Quoi de plus réjouissant que ces domaines où les spécialistes peuvent se contredire aussi profondément que possible ? Ils confondent la rationnalité du candide, et lui laissent la place au rêve, voire au jugement à l'emporte-pièce, sans risquer de se tromper plus largement que tel ou tel professionnel renommé.

On peut donc battre les cartes et jouer à la bataille sans le moindre risque.

Les temps récents en sont particulièrement farcis.


  • L'arsenal nucléaire du Pakistan. La chaîne du commandement est sûre, les militaires ont en horreur les islamistes. A ceci près que l'un des plus hauts responsables depuis des années a été découvert comme vendant les secrets à toutes les puissances offrantes des environs.
  • L'élection américaine. Même les comptes sont incertains. Alors les chances de l'un ou l'autre, et les interprétations de qui parle à quel électorat.. Avec des chiffres largement interprétables qui circulent, comme la proposition d'hommes blancs votant pour Obama - on peut trouver que c'est beaucoup pour un 'noir', ou déséquilibré pour un candidat (puisqu'il s'agit d'un électorat démocrate, donc a priori moins clivé sur les questions 'raciales').
  • Réception des Républicains par ici.
    • Adhésion de principe aux Démocrates, correspondant en effet à la droite française. Adhésion de principe aussi au vent frais Obama, alors que sa posture très théorique du rassemblement sans programme (ni même méthode) a quelque chose d'un peu terrifiant. Voix splendide et envoûtante, cela dit - on suivra ses discours par plaisir.
    • Huckabee est-il en fin de compte pour ou contre l'intervention irakienne ? On lit les deux.

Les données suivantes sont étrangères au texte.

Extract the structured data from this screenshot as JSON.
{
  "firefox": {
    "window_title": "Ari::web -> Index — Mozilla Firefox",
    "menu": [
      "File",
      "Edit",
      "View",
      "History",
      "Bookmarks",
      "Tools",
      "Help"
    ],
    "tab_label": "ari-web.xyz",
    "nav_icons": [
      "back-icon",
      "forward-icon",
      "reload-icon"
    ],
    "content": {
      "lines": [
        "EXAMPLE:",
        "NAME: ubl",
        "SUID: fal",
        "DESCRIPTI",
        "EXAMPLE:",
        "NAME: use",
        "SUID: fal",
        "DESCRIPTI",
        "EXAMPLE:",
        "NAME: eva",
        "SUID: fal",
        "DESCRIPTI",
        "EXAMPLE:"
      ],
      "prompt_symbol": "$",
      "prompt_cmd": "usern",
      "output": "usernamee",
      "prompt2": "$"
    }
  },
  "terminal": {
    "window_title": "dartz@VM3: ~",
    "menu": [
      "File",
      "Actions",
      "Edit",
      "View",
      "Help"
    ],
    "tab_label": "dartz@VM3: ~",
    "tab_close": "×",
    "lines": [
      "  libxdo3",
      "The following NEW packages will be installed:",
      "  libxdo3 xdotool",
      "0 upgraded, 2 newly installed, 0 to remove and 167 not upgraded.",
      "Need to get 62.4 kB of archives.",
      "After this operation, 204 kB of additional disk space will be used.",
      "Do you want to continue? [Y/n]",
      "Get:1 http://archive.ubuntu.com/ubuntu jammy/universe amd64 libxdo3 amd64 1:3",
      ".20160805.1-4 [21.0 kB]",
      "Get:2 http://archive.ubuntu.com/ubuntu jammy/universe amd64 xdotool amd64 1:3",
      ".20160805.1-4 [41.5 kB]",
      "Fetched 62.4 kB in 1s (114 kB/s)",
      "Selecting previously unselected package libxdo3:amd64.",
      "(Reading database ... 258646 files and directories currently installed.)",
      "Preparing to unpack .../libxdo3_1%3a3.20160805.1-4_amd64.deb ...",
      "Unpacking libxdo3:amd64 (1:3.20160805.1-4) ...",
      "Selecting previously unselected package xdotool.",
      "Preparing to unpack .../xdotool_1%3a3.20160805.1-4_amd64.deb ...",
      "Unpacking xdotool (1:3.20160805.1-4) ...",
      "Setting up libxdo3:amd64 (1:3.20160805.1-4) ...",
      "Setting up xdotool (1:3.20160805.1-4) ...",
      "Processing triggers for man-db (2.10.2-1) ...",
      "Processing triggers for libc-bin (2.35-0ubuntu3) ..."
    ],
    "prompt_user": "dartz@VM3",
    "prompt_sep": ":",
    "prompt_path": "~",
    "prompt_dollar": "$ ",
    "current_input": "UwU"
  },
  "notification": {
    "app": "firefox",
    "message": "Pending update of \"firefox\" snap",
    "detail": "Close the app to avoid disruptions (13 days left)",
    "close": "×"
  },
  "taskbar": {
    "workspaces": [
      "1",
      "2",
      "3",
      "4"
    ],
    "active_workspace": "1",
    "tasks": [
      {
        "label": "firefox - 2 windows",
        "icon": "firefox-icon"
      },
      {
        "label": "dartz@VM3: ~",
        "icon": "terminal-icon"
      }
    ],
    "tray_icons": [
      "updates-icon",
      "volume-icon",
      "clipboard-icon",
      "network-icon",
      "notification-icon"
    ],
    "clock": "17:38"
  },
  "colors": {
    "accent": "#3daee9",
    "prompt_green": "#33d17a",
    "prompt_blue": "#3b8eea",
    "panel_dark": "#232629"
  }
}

Etrange présentation en épouvantail en Europe à cause de son christianisme militant (ancien télé-évangéliste, ce qui lui permit en 1992 de se lancer en politique) et de son conservatisme moral. Pourtant, le créationnisme ne fait pas courir les mêmes risques que les velléités belliqueuses du sympathique indépendant McCain. On note d'ailleurs une inflexion des réflexes critiques vis-à-vis de l'Irak depuis que McCain, plutôt apprécié des Européens semble-t-il, laisse entendre qu'on n'est pas sorti de l'auberge, voire qu'on pourrait en étendre les dépendances. Quant à Mitt Romney, il terrifie de ce côté-ci de l'Atlantique par sa religion. Malgré leur démesure doctrinaire (avec les cérémonies funèbres pour sauver des défunts du monde entier) et leur culte douteux du chef (« le Président-Prophète »), les Saints des Derniers Jours n'ont pas le caractère intéressé et nuisible de la Scientologie. Il s'agissait pourtant d'un candidat plus sérieux économiquement et plus modéré, malgré son discours de circonstance - par exemple sur le ridicule doublement de la taille de Guantanamo (souci de confort honorable cela dit).
    • Ainsi, des soutiens de principe qui tiennent du réflexe ethnocentré, et pas forcément pertinents pour nos intérêts propres. Dieu merci, les Européens ne votent pas, et on ne pourra imputer le résultat catastrophique qui se prépare pour l'Amérique et les autres qu'aux votants tout là-bas.
  • L'Irak. Catastrophe, la seule solution est d'en partir. Ou bien le départ serait encore pire, tout s'effondrerait, vers un nouvel Afghanistan. Ou bien la nouvelle doctrine en cours est plutôt efficace.
  • La Société Générale. Impossible de laisser passer de telles sommes. Mais encore plus invraisemblable de jouer à cela sciemment (les engagements d'achat à terme dépassaient les fonds propres de la banque !). A-t-on bien fait de liquider tous ces placements instables si hâtivement, selon la tradition banquaire, au point d'ébranler un peu plus la bourse ? Ou y avait-il délit d'initié dans les jours précédents, et nullement une affectation si majeure qu'on l'a dit par les subprimes ? N'aurait-il pas fallu prendre l'improbable risque d'une fuite vers les concurrents qui en cas de non liquidation (au plus mauvais moment) de tous ces titres, auraient pu acculer la société à la faillite ?
  • Le Tchad.
    • La France a semble-t-il hésité à protéger Déby. Pour s'épargner les reproches des observateurs, c'est entendu. Et peut-être pas particulièrement attachée à un allié pas spécialement propice à son image - ou trépignait-on au contraire de pouvoir enfin protéger qui tient la région contre des rebelles Khartoum-like ?
    • La récente proposition de grâce. Déby mange-t-il son chapeau ? Si oui, est-ce par nécessité de renvoi d'ascenseur devant les prochaines difficultés qui s'annoncent ? Dans ce cas, étrange que la diplomatie française ait insisté, puisque l'opinion française a totalement abandonné les malheureux inconscients sous le feu nourri des critiques et les préoccupations plus concrètes de niveau de vie. Ou bien y est-il contraint pour racheter l'image des soldats français qu'il a contribué à désigner comme des mercenaires auprès de sa propre population, et sur lesquels il se repose en partie aujourd'hui ? Si non, est-ce une perfidie pour obliger ce gouvernement - qui a balancé à le défendre - à s'humilier en lui adressant la demande de grâce, alors que juridiquement, l'avis du gouvernement français n'a aucune valeur (et que les demandes des condamnés lui sont déjà parvenues) ?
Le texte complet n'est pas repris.